8453-CORP vs 8879-CORP, A Simple Comparison

Both paths are valid. Your choice comes down to PIN availability and workflow preference.

Item 8453-CORP 8879-CORP
Signature method Wet signature on paper, scanned to PDF and attached Officer PIN and ERO PIN captured electronically
When used No PIN available, or you prefer a signed PDF Officer is set up to sign with a PIN through an ERO
Who signs Corporate officer in Part II, ERO and possibly paid preparer in Part III Officer in Part II, ERO in Part III of 8879-CORP
Paper mailing Never mailed, attached as PDF Not mailed, retained by ERO
Re-signing thresholds Triggered if total income changes by > $150 or taxable income by > $100 Re-signed 8879-CORP if data used for PIN changes post-signing per e-file rules
Official references Form 8453-CORP Rev. 12-2024, IRM MeF guidance About Form 8879-CORP page, current revision

Citations, 8453-CORP and PIN alternative.

Common Errors We See, And How You Can Avoid Them

  • Wrong line in Part I, for example copying 1120 line 1 instead of line 11. Double check the instruction inside the form.
  • Missing title for the officer in Part II. The IRS lists acceptable officer roles, include one.
  • Selecting Box C without payment details in software. Add routing number, account number, account type, debit amount, and debit date.
  • Mailing paper. The correct process is to attach a readable PDF, not to mail.
  • Not re-signing after a material change. Apply the $150 and $100 thresholds.

Quick Scenario, From Start To Accepted

You are e-filing a Form 1120-S through an ERO without a PIN. You complete Part I with the exact figure from 1120-S line 6 in whole dollars. Your CFO signs Part II and chooses Box C for electronic funds withdrawal. The ERO signs Part III, scans the document to a clean PDF, attaches it in software, and transmits. The return is considered filed because it includes a valid scanned 8453-CORP, and the IRS can acknowledge acceptance to your ERO.

Accountably’s Role, Only Where It Helps

If your team wants a clean, repeatable path for signature capture and attachments during peak season, we can fold 8453-CORP into your standardized e-file checklist. That means precise Part I entries, officer sign-off logistics, and ERO controls that prevent last-minute hunts for signatures. This is a small but high-impact step in an overall delivery system that keeps filings moving.

FAQs

What does Form 8453-CORP actually do

It authenticates an electronic corporate return when you do not use the officer’s PIN. It also provides consent for the ERO or ISP to transmit and lets you opt into direct deposit or electronic funds withdrawal. You attach it as a signed PDF with the submission.

Who signs Form 8453-CORP

A corporate officer signs Part II, for example the president, vice president, treasurer, assistant treasurer, chief accounting officer, or another authorized officer. If filed through an ERO, the ERO completes Part III, and a paid preparer, if any, also signs.
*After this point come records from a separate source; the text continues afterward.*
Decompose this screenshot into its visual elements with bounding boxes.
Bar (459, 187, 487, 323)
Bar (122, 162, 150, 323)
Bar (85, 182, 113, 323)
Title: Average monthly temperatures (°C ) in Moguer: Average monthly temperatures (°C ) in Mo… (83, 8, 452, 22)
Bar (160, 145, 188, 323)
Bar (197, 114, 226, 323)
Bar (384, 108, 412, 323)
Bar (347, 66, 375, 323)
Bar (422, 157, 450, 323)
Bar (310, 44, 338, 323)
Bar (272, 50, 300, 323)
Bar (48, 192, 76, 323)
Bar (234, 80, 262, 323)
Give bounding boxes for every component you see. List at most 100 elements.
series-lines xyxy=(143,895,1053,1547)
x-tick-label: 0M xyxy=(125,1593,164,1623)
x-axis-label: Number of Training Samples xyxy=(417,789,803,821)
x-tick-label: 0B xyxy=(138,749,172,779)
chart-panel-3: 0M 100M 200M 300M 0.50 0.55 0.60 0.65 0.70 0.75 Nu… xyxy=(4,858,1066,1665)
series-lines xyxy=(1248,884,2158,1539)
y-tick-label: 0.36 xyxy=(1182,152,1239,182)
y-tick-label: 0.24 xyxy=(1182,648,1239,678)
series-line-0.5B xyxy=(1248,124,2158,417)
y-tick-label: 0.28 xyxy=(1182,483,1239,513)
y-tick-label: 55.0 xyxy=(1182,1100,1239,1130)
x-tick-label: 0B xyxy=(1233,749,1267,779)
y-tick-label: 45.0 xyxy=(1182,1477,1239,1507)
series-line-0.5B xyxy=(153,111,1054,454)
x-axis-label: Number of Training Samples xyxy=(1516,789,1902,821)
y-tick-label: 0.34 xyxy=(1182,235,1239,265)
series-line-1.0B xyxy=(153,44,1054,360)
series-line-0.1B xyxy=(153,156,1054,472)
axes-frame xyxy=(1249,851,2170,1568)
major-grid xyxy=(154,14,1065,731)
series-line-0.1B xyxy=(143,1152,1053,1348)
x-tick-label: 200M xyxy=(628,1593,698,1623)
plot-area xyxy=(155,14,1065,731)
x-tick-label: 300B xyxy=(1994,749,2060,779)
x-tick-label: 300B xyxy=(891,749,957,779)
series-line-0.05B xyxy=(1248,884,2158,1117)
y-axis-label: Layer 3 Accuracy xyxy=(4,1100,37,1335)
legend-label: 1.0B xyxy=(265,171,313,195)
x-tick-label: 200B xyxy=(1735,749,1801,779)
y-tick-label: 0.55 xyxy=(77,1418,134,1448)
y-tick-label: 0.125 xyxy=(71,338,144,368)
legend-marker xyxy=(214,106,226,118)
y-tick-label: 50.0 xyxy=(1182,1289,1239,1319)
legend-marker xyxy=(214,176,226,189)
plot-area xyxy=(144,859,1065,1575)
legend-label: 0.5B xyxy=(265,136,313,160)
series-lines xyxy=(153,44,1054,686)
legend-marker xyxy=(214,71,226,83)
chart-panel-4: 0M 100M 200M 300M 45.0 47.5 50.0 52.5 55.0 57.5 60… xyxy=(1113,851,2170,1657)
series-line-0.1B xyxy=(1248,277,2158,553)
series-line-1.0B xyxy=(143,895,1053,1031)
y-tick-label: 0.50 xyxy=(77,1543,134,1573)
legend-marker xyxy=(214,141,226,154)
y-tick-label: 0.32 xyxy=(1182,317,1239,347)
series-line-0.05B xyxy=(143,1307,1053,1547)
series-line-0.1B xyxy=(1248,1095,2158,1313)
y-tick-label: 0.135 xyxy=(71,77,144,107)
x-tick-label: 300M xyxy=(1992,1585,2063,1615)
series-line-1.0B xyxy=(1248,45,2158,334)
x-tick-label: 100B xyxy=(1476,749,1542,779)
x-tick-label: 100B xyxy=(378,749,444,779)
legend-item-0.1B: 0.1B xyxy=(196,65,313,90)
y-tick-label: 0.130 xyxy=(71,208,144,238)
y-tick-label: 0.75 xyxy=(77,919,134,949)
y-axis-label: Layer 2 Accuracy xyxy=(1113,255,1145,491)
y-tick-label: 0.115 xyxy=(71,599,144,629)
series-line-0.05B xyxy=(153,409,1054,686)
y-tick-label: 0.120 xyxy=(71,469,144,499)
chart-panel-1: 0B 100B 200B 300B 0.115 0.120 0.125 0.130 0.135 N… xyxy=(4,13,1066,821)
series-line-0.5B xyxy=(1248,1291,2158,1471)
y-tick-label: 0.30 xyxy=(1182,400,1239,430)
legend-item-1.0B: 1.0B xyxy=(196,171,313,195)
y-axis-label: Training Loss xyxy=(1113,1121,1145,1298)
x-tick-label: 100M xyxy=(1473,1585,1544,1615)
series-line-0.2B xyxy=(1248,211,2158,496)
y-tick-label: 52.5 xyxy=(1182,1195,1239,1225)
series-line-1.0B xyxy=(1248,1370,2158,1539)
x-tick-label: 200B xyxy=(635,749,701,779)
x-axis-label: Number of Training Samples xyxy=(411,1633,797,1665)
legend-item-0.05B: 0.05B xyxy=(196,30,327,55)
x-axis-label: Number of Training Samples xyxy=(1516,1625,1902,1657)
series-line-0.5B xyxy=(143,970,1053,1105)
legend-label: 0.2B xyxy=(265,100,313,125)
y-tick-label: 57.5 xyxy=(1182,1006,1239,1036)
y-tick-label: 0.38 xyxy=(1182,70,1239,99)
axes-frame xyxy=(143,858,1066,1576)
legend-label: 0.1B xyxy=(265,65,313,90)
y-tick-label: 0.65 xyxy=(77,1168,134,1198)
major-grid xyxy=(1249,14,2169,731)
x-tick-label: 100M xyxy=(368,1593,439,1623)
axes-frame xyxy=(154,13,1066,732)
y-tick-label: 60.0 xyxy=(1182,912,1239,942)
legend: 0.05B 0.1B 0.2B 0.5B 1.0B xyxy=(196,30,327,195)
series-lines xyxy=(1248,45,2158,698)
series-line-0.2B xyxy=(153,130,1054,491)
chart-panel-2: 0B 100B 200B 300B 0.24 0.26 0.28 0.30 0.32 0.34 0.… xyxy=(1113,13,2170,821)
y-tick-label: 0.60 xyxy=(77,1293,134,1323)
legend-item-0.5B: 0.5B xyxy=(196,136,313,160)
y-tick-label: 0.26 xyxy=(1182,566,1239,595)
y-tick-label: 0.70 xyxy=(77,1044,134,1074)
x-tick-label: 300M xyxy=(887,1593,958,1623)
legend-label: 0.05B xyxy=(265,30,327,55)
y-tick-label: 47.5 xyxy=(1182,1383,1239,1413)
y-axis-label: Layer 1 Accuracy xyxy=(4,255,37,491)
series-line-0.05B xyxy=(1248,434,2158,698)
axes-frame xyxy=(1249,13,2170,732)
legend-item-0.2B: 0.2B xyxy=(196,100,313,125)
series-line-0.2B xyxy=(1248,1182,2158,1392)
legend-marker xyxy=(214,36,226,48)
Do I ever mail Form 8453-CORP

No. You scan and attach the signed PDF to the e-file package. Mailing a paper copy is not part of the MeF process and can cause confusion.

What if the numbers change after signing

If total income changes by more than $150 or taxable income by more than $100, you must prepare and sign a corrected 8453-CORP and attach that version. This applies even if you are resubmitting after a reject.

How is 8453-CORP different from 8879-CORP

8879-CORP captures the officer’s electronic PIN signature through an ERO, so there is no PDF attachment to sign and scan. 8453-CORP uses a wet signature that you scan and attach to the e-file. Both are valid signature methods.

Final Notes And Compliance

This guide reflects the current IRS materials as of Rev. December 2024 for Form 8453-CORP and related MeF guidance reviewed in 2025. Always confirm you are using the latest revision on the IRS site before filing.

Keep your workflow simple. Pick one path, PIN with 8879-CORP or signed PDF with 8453-CORP, and standardize it across your corporate filings. Your future self will thank you.